C'Mon C'Mon Star Gaby Hoffmann on Socially Distanced Filmmaking

Photo credit: Tobin Yelland/A24 Films
Photo credit: Tobin Yelland/A24 Films

Even though C’Mon C’Mon finished filming before March 2020, there’s something about the film—the latest from director Mike Mills (20th Century Women, The Beginners), in theaters now—that feels spot on for the times we’ve just lived through. Perhaps it’s because the film deals with separation among family members, attempts to connect from afar, and our struggles to realize that the problems of others can be just as monumental as those we face ourselves—but there’s a quality to the film, which stars Joaquin Phoenix, Gaby Hoffmann, and Scoot McNairy, that makes its arrival feel right on time.

When we meet Phoenix’s Johnny, he’s a journalist estranged from his sister Viv (Hoffmann). But when Viv is tasked with tackling the mental-health struggles of her husband (McNairy), Johnny finds himself looking after her nine-year-old son (the excellent Woody Norman) and finding his ideas about the meaning of family ties challenged. It’s an engaging and emotional feature that delivers impressive performances from its stars, both adult and child. (The New Yorker calls the movie, ‘a tender and turbulent melodrama.”)

Photo credit: Courtesy of A24 Films
Photo credit: Courtesy of A24 Films

Hoffmann is particularly impressive as Viv, who’s often connected to the other characters through the phone or FaceTime, trying to mother her child and deal with her until-recently-estranged brother from afar but remaining an undeniable presence throughout the film. Here, she talks to T&C.

This movie feels made for our moment—the way the characters are trying to stay connected through these means that are never quite good enough.

I don’t imagine that when Viv set out to have a child, she pictured his father living in another city or that her brother wouldn’t really know her son or that her mother would be dead. Life doesn’t look like we hope it will often, and that’s true pre- or post-pandemic. So, the struggle to raise a kid without those connections being present and strong is real, and most of us in this country are experiencing that.

What about Viv and her situation was interesting to you?

It began before I read the script. Mike asked me to have dinner with him and talk about this project, and we started a conversation about all the things this movie is about—parenting, art, filmmaking, life—and it was the beginning of a conversation I just wanted to keep having. I was intent on jumping on board with him regardless of the screenplay, but I had a feeling that would be good, too. Finding out he’d written about what it means to be a parent, to be taking care of others and the act of loving, made me feel so grateful and moved. I’m a mother of two, and this is what I do with my life. I didn’t hesitate to dive into this world.

Photo credit: Tobin Yelland/A24 Films
Photo credit: Tobin Yelland/A24 Films

A lot of your character’s interaction with the others is from afar—she’s on the phone or a video. Did that mean you worked remotely from your costars?

We shot the movie almost completely in sequential order. The first few weeks were almost all my scenes in L.A., so my time in the flesh with Joaquin and Woody was in those weeks, and then there were a couple of months when I was only on the phone.
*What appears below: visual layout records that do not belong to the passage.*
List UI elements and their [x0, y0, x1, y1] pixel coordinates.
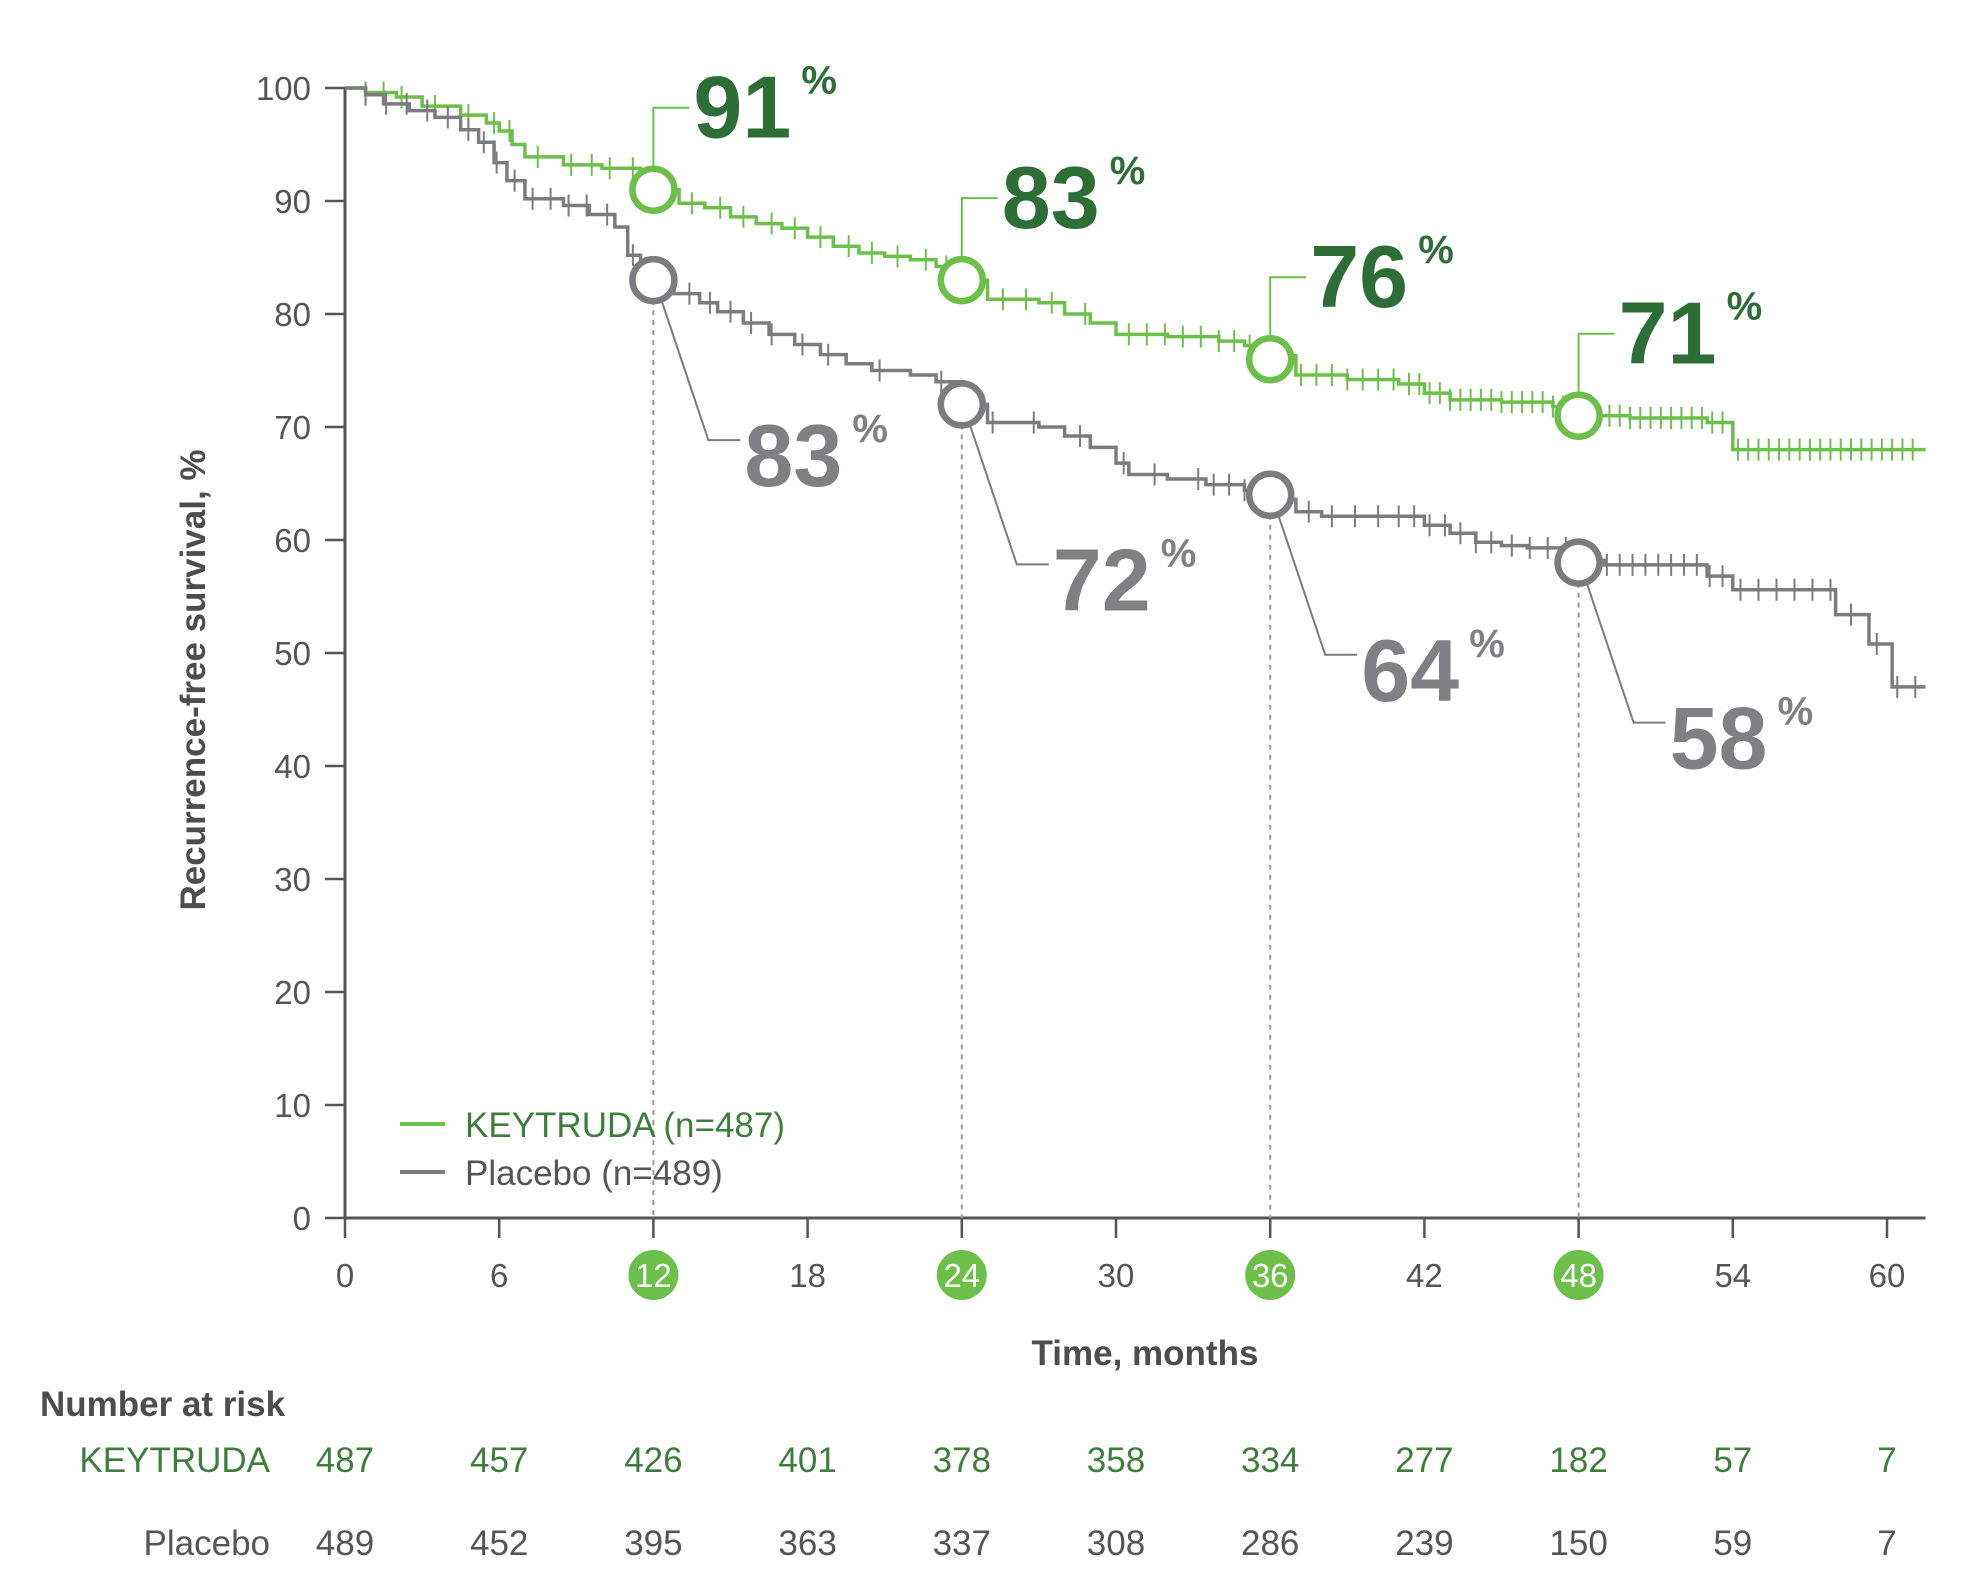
keytruda-rfs-unit: %: [1727, 285, 1763, 329]
risk-value-placebo: 239: [1395, 1524, 1453, 1563]
keytruda-timepoint-marker: [937, 255, 987, 305]
keytruda-timepoint-marker: [1245, 334, 1295, 384]
risk-value-keytruda: 277: [1395, 1441, 1453, 1480]
risk-values: 487 457 426 401 378 358 334 277 182 57 7 489 452 395 3…: [316, 1441, 1897, 1563]
x-tick-label: 36: [1252, 1257, 1289, 1294]
chart-axes: [343, 88, 1926, 1220]
y-tick-label: 30: [274, 861, 311, 898]
keytruda-rfs-value: 91: [693, 58, 791, 157]
keytruda-rfs-value: 83: [1002, 148, 1100, 247]
keytruda-rfs-value: 71: [1619, 284, 1717, 383]
risk-value-placebo: 337: [933, 1524, 991, 1563]
x-tick-label: 18: [789, 1257, 826, 1294]
legend: KEYTRUDA (n=487) Placebo (n=489): [400, 1106, 785, 1193]
placebo-rfs-unit: %: [1161, 531, 1197, 575]
risk-row-label-keytruda: KEYTRUDA: [79, 1441, 270, 1480]
x-tick-label: 6: [490, 1257, 508, 1294]
y-tick-label: 90: [274, 183, 311, 220]
risk-value-placebo: 308: [1087, 1524, 1145, 1563]
placebo-callout-leader: [1585, 582, 1666, 724]
keytruda-callout-leader: [652, 106, 690, 168]
placebo-callout-leader: [660, 299, 741, 442]
y-tick-label: 50: [274, 635, 311, 672]
risk-value-keytruda: 182: [1549, 1441, 1607, 1480]
keytruda-rfs-unit: %: [1110, 149, 1146, 193]
risk-value-keytruda: 57: [1713, 1441, 1752, 1480]
y-axis-title: Recurrence-free survival, %: [174, 449, 213, 910]
keytruda-callout-leader: [960, 197, 998, 259]
risk-value-placebo: 452: [470, 1524, 528, 1563]
x-axis-ticks: 0 6 12 18 24 30 36 42 48 54 60: [336, 1218, 1906, 1300]
placebo-rfs-value: 83: [744, 406, 842, 505]
legend-label-placebo: Placebo (n=489): [465, 1154, 723, 1193]
placebo-rfs-value: 58: [1670, 689, 1768, 788]
x-tick-label: 24: [943, 1257, 980, 1294]
risk-value-placebo: 489: [316, 1524, 374, 1563]
number-at-risk-table: Number at risk KEYTRUDA Placebo 487 457 42…: [40, 1385, 1897, 1563]
legend-label-keytruda: KEYTRUDA (n=487): [465, 1106, 785, 1145]
y-tick-label: 100: [256, 70, 311, 107]
risk-value-keytruda: 334: [1241, 1441, 1299, 1480]
x-tick-highlight-badge: [1553, 1250, 1604, 1300]
placebo-rfs-unit: %: [1469, 622, 1505, 666]
keytruda-timepoint-marker: [629, 165, 678, 214]
placebo-timepoint-marker: [1554, 538, 1603, 587]
risk-value-placebo: 59: [1713, 1524, 1752, 1563]
risk-value-keytruda: 358: [1087, 1441, 1145, 1480]
placebo-rfs-unit: %: [852, 407, 888, 451]
x-tick-label: 42: [1406, 1257, 1443, 1294]
x-tick-label: 60: [1869, 1257, 1906, 1294]
x-tick-highlight-badge: [1245, 1250, 1296, 1300]
placebo-rfs-value: 64: [1361, 621, 1459, 720]
keytruda-rfs-unit: %: [1418, 228, 1454, 272]
y-axis-ticks: 0 10 20 30 40 50 60 70 80 90 100: [256, 70, 345, 1237]
keytruda-rfs-value: 76: [1310, 227, 1408, 326]
x-tick-label: 48: [1560, 1257, 1597, 1294]
y-tick-label: 20: [274, 974, 311, 1011]
timepoint-guides: [652, 280, 1580, 1218]
risk-value-placebo: 150: [1549, 1524, 1607, 1563]
keytruda-callout-leader: [1577, 332, 1615, 394]
placebo-callout-leader: [968, 424, 1049, 566]
keytruda-rfs-unit: %: [801, 59, 837, 103]
risk-value-keytruda: 7: [1877, 1441, 1896, 1480]
placebo-timepoint-marker: [1245, 470, 1295, 520]
placebo-timepoint-marker: [629, 255, 678, 305]
y-tick-label: 70: [274, 409, 311, 446]
risk-value-placebo: 395: [624, 1524, 682, 1563]
callouts: 91 %83 %76 %71 %83 %72 %64 %58%: [629, 58, 1814, 788]
placebo-callout-leader: [1277, 514, 1358, 656]
keytruda-callout-leader: [1269, 276, 1307, 338]
y-tick-label: 10: [274, 1087, 311, 1124]
risk-value-placebo: 286: [1241, 1524, 1299, 1563]
risk-table-title: Number at risk: [40, 1385, 286, 1424]
risk-value-placebo: 363: [778, 1524, 836, 1563]
y-tick-label: 60: [274, 522, 311, 559]
risk-value-keytruda: 426: [624, 1441, 682, 1480]
risk-value-placebo: 7: [1877, 1524, 1896, 1563]
risk-value-keytruda: 487: [316, 1441, 374, 1480]
x-axis-title: Time, months: [1032, 1334, 1259, 1373]
x-tick-highlight-badge: [936, 1250, 987, 1300]
risk-value-keytruda: 457: [470, 1441, 528, 1480]
x-tick-label: 30: [1098, 1257, 1135, 1294]
placebo-timepoint-marker: [937, 380, 987, 429]
y-tick-label: 0: [293, 1200, 311, 1237]
y-tick-label: 80: [274, 296, 311, 333]
x-tick-label: 0: [336, 1257, 354, 1294]
placebo-rfs-value: 72: [1053, 530, 1151, 629]
x-tick-label: 54: [1714, 1257, 1751, 1294]
risk-row-label-placebo: Placebo: [144, 1524, 270, 1563]
keytruda-timepoint-marker: [1554, 391, 1603, 440]
keytruda-curve: [345, 86, 1926, 452]
placebo-rfs-unit: %: [1778, 690, 1814, 734]
risk-value-keytruda: 401: [778, 1441, 836, 1480]
x-tick-highlight-badge: [628, 1250, 679, 1300]
risk-value-keytruda: 378: [933, 1441, 991, 1480]
y-tick-label: 40: [274, 748, 311, 785]
placebo-curve: [345, 86, 1926, 689]
x-tick-label: 12: [635, 1257, 672, 1294]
It would have been odd except that we had those few weeks together, and Joaquin and Woody were always on the other end of the line for me, and vice versa, so it felt very connected. They still felt like scenes with actors I had developed a working rapport with; I would be on set in a room with a phone and Joaquin would be outside or in the bathroom, I’d have just seen him and it was still very much integrated.

When you’re playing siblings or a parent to a child, how do you develop that rapport?

Mike likes his actors to hang out together rather than rehearse scenes. Woody and I hung out, we went out to lunch, and we talked. Joaquin and I didn’t do that; I had the idea that we should meet for the first time on camera. That’s not the way Mike usually works, but it’s what we did.

Did playing someone separated from her loved ones prepare you in any way for that actual experience?

To be honest, when the lockdown began, [my husband and I] looked at each other and were like, this isn’t so different from our regular life. We have two little kids and don’t go out much to do anything other than go to the playground.

Photo credit: Courtesy of A24 Films
Photo credit: Courtesy of A24 Films

Filming was completed long before the film came out. Is there anything you’re especially proud to see now or hoping resonates with audiences?

Mike edited for such a long time because of the pandemic and found the iteration of the film that is it reaching its full potential. More specifically, I find it really gratifying that so many women who’ve seen the film have had a moving and mirroring experience with the motherhood depicted. And I found it satisfying that the stuff between Scoot and I, which is very brief and often a montage, was so effective. Scoot and I did a lot of work; we did a lot of scenes improvising knowing that for every five minutes, only three seconds would end up on scene. What we hoped is that those three seconds were infused with what we’d done in all the minutes leading up to them, so you felt the full truth of who these people were.